Lanzó una carcajada.

—¡Exacto! Un artilugio mecánico que no tiene nada que | ver con el Goldberg. Una vez lo pruebes, ya no querrás volver al polvo convencional.

Me puse en pie.

—Necesito un trago. ¿Qué quieres?

Me siguió a la cocina. Preparé dos whiskies bien medidos, me tomé mi vaso de un trago y volví a llenármelo antes de pasar de nuevo a la sala. Le di su vaso y volví a sentarme.

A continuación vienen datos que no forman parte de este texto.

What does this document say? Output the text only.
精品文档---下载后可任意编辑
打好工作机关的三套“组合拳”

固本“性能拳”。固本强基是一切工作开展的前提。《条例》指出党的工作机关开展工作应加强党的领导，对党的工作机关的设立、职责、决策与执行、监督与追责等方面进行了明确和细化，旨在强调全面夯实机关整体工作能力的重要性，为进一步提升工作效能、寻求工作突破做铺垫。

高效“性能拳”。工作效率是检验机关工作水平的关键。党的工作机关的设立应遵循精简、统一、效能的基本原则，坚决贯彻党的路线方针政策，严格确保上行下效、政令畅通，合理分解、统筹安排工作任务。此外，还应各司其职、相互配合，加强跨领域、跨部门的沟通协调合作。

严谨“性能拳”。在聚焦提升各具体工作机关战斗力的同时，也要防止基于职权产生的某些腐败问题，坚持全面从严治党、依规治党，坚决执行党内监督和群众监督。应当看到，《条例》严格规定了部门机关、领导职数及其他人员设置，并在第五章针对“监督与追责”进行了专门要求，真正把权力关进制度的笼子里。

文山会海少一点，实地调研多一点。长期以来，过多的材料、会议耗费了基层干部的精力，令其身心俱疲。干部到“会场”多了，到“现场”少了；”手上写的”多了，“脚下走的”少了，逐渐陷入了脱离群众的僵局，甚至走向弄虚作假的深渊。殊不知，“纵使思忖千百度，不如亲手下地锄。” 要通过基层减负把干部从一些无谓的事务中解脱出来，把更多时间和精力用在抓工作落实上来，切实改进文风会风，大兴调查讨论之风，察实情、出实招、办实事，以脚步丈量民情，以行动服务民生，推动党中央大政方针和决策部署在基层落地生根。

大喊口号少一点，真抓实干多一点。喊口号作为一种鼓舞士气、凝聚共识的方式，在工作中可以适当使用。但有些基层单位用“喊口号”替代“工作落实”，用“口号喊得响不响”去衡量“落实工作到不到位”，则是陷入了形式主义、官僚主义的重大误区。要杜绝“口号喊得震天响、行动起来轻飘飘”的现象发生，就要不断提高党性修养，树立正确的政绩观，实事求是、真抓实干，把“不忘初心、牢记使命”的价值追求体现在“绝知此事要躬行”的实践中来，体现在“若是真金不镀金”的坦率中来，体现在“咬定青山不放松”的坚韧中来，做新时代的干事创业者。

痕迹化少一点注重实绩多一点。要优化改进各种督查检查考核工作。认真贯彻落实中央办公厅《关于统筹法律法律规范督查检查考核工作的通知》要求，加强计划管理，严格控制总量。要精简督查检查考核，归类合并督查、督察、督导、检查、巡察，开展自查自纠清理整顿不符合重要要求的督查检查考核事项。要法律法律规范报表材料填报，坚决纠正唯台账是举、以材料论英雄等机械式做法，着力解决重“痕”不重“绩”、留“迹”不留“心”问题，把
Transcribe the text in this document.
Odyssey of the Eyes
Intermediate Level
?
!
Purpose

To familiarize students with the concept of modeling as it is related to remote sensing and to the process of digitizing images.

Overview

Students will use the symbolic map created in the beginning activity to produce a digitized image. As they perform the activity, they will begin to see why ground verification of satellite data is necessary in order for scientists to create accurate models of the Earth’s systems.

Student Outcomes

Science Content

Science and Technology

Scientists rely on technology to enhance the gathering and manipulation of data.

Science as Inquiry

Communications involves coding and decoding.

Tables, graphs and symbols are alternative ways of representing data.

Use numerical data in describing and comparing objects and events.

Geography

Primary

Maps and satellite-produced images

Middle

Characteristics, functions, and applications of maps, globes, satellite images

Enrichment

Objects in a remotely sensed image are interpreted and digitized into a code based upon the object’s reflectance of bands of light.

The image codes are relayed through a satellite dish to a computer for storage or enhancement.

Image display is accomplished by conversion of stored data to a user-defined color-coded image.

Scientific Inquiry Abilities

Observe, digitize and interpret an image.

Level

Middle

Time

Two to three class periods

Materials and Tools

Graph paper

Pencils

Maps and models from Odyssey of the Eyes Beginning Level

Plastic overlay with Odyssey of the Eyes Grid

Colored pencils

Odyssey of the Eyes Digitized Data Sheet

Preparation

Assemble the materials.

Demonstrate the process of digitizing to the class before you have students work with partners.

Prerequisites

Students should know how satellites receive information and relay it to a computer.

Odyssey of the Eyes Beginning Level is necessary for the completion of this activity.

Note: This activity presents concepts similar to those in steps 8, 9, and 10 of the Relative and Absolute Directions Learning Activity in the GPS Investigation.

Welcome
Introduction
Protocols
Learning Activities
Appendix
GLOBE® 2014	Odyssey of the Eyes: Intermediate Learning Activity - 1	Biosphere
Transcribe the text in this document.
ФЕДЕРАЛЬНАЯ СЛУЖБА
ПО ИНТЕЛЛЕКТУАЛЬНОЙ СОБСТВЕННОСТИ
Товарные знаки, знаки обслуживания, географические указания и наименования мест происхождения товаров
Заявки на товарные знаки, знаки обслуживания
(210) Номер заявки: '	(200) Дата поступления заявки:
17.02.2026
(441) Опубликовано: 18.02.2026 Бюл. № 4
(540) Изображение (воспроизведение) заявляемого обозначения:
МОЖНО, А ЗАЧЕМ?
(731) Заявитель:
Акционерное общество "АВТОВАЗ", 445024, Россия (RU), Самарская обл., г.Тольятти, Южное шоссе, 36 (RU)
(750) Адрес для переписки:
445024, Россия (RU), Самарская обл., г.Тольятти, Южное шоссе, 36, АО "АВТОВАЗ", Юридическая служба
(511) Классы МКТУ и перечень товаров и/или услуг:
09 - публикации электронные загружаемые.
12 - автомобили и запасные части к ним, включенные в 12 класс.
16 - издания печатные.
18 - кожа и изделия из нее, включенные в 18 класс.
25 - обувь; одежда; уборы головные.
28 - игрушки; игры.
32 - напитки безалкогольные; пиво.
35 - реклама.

—Nunca nos hemos emborrachado juntos —le dije.

—No necesitamos emborracharnos juntos.

—Hay un montón de cosas que no hemos hecho juntos —insistí con voz seria.

—No necesitamos hacer más de lo que hacemos. Tenemos toda una vida por delante, una vida muy movidita si continuamos como hasta ahora.

Ya estaba allí de nuevo.

—¿Es que no piensas más que en follar? —le dije.

Se rió y se echó al coleto un buen trago.

—Contigo, sí. Ya tienes mi confesión. Cuando entro por esa puerta, yo soy sólo un coñito y tú solamente una polla.

La observé con atención.

—A primera vista uno nunca imaginaría que empleas ese lenguaje tan crudo.

Ella me miró con sorpresa.

—Ya sabes mi opinión respecto al lenguaje.

—Creo que en ti es una pose —le dije calmosamente—. Me parece que te escandalizas a ti misma cada vez que empleas una de esas palabras. Pero por eso lo haces.

Se enfadó. Con gesto brusco se echó la melena hacia atrás.

—¿No prefieres que me tumbe en el sofá y así me psicoanalizarás mejor?

Nunca la había visto tan furiosa.

—¿Por qué adoptas esa pose? —la provoqué—. Bien debe haber una razón. Casi todas las mujeres rehúyen las palabras fuertes, especialmente todas las que se refieren al sexo.